My destination wasn't in fact S. Teresa di Riva - that's merely the reference point where I had to turn sharply off the main Messina-Taormina road, go under a railway bridge, and follow the dry river bed up the Val d'Agrò. Eventually I had to leave the car, and walk on through citrus goves, sweating heroically in the August heat. There is no road - or there wasn't when I visited in 1993 - to the mysterious Chiesa di SS Pietro e Paulo. Finally on the other side of the grove, I saw it - alone in the landscape a kilometre or so across a spur of the valley. It looked at once superbly at home, and weirdly alien: the only man-made object in sight, yet so close to the busy main road, and the dull coastal towns and villages of this unprepossessing stretch of coast.

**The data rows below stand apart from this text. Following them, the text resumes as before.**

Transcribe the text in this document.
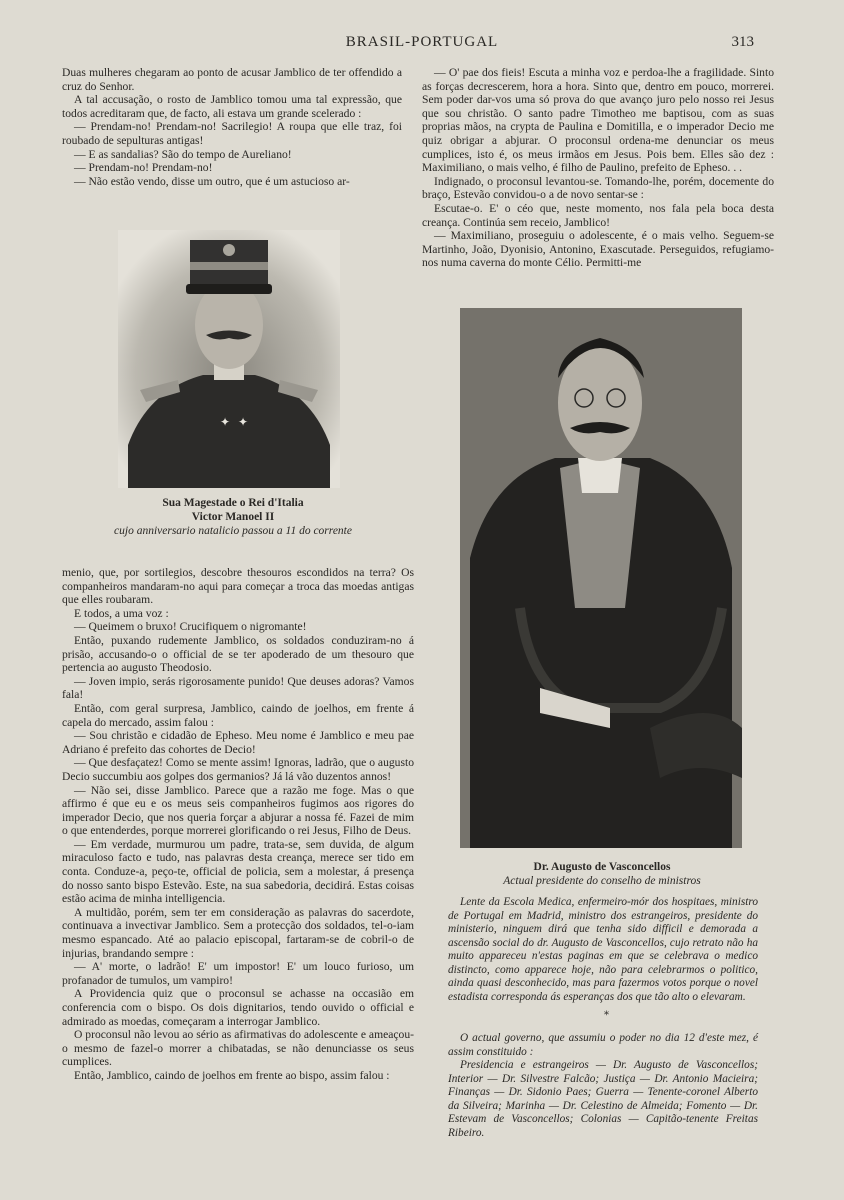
BRASIL-PORTUGAL	313

Duas mulheres chegaram ao ponto de acusar Jamblico de ter offendido a cruz do Senhor.

A tal accusação, o rosto de Jamblico tomou uma tal expressão, que todos acreditaram que, de facto, ali estava um grande scelerado :

— Prendam-no! Prendam-no! Sacrilegio! A roupa que elle traz, foi roubado de sepulturas antigas!

— E as sandalias? São do tempo de Aureliano!

— Prendam-no! Prendam-no!

— Não estão vendo, disse um outro, que é um astucioso ar-

✦ ✦
Sua Magestade o Rei d'Italia
Victor Manoel II
cujo anniversario natalicio passou a 11 do corrente

menio, que, por sortilegios, descobre thesouros escondidos na terra? Os companheiros mandaram-no aqui para começar a troca das moedas antigas que elles roubaram.

E todos, a uma voz :

— Queimem o bruxo! Crucifiquem o nigromante!

Então, puxando rudemente Jamblico, os soldados conduziram-no á prisão, accusando-o o official de se ter apoderado de um thesouro que pertencia ao augusto Theodosio.

— Joven impio, serás rigorosamente punido! Que deuses adoras? Vamos fala!

Então, com geral surpresa, Jamblico, caindo de joelhos, em frente á capela do mercado, assim falou :

— Sou christão e cidadão de Epheso. Meu nome é Jamblico e meu pae Adriano é prefeito das cohortes de Decio!

— Que desfaçatez! Como se mente assim! Ignoras, ladrão, que o augusto Decio succumbiu aos golpes dos germanios? Já lá vão duzentos annos!

— Não sei, disse Jamblico. Parece que a razão me foge. Mas o que affirmo é que eu e os meus seis companheiros fugimos aos rigores do imperador Decio, que nos queria forçar a abjurar a nossa fé. Fazei de mim o que entenderdes, porque morrerei glorificando o rei Jesus, Filho de Deus.

— Em verdade, murmurou um padre, trata-se, sem duvida, de algum miraculoso facto e tudo, nas palavras desta creança, merece ser tido em conta. Conduze-a, peço-te, official de policia, sem a molestar, á presença do nosso santo bispo Estevão. Este, na sua sabedoria, decidirá. Estas coisas estão acima de minha intelligencia.

A multidão, porém, sem ter em consideração as palavras do sacerdote, continuava a invectivar Jamblico. Sem a protecção dos soldados, tel-o-iam mesmo espancado. Até ao palacio episcopal, fartaram-se de cobril-o de injurias, brandando sempre :

— A' morte, o ladrão! E' um impostor! E' um louco furioso, um profanador de tumulos, um vampiro!

A Providencia quiz que o proconsul se achasse na occasião em conferencia com o bispo. Os dois dignitarios, tendo ouvido o official e admirado as moedas, começaram a interrogar Jamblico.

O proconsul não levou ao sério as afirmativas do adolescente e ameaçou-o mesmo de fazel-o morrer a chibatadas, se não denunciasse os seus cumplices.

Então, Jamblico, caindo de joelhos em frente ao bispo, assim falou :

— O' pae dos fieis! Escuta a minha voz e perdoa-lhe a fragilidade. Sinto as forças decrescerem, hora a hora. Sinto que, dentro em pouco, morrerei. Sem poder dar-vos uma só prova do que avanço juro pelo nosso rei Jesus que sou christão. O santo padre Timotheo me baptisou, com as suas proprias mãos, na crypta de Paulina e Domitilla, e o imperador Decio me quiz obrigar a abjurar. O proconsul ordena-me denunciar os meus cumplices, isto é, os meus irmãos em Jesus. Pois bem. Elles são dez : Maximiliano, o mais velho, é filho de Paulino, prefeito de Epheso. . .

Indignado, o proconsul levantou-se. Tomando-lhe, porém, docemente do braço, Estevão convidou-o a de novo sentar-se :

Escutae-o. E' o céo que, neste momento, nos fala pela boca desta creança. Continúa sem receio, Jamblico!

— Maximiliano, proseguiu o adolescente, é o mais velho. Seguem-se Martinho, João, Dyonisio, Antonino, Exascutade. Perseguidos, refugiamo-nos numa caverna do monte Célio. Permitti-me

Dr. Augusto de Vasconcellos
Actual presidente do conselho de ministros

Lente da Escola Medica, enfermeiro-mór dos hospitaes, ministro de Portugal em Madrid, ministro dos estrangeiros, presidente do ministerio, ninguem dirá que tenha sido difficil e demorada a ascensão social do dr. Augusto de Vasconcellos, cujo retrato não ha muito appareceu n'estas paginas em que se celebrava o medico distincto, como apparece hoje, não para celebrarmos o politico, ainda quasi desconhecido, mas para fazermos votos porque o novel estadista corresponda ás esperanças dos que tão alto o elevaram.

*

O actual governo, que assumiu o poder no dia 12 d'este mez, é assim constituido :

Presidencia e estrangeiros — Dr. Augusto de Vasconcellos; Interior — Dr. Silvestre Falcão; Justiça — Dr. Antonio Macieira; Finanças — Dr. Sidonio Paes; Guerra — Tenente-coronel Alberto da Silveira; Marinha — Dr. Celestino de Almeida; Fomento — Dr. Estevam de Vasconcellos; Colonias — Capitão-tenente Freitas Ribeiro.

Its little domes and its site remind me of the hidden churches in the Mani in the Peloponnese (or they do now - I hadn't penetrated then to the secret deep south of Greece) - but it also has something of the Mosque about it and the walls with their pointed arch decoration and battlements are unmistakably Norman. There's a Greek inscription over the west door. It does turn out to be a Norman design - dating from the reign of Roger II (built in 1115), when a cultural fusion of Arab, Norman and Byzantine was briefly pointing the way to a truly Sicilian style: a Norman architect working with Arab craftsmen on a Greek church.
A custodian appeared, and admitted me to the cool, dark and simple interior. Afterwards I rested under the huge fig-tree enjoying the shade and tranquillity of this remote place.
I'm indebted to Paul Duncan's book (Sicily pub John Murray) for letting me know of its existence!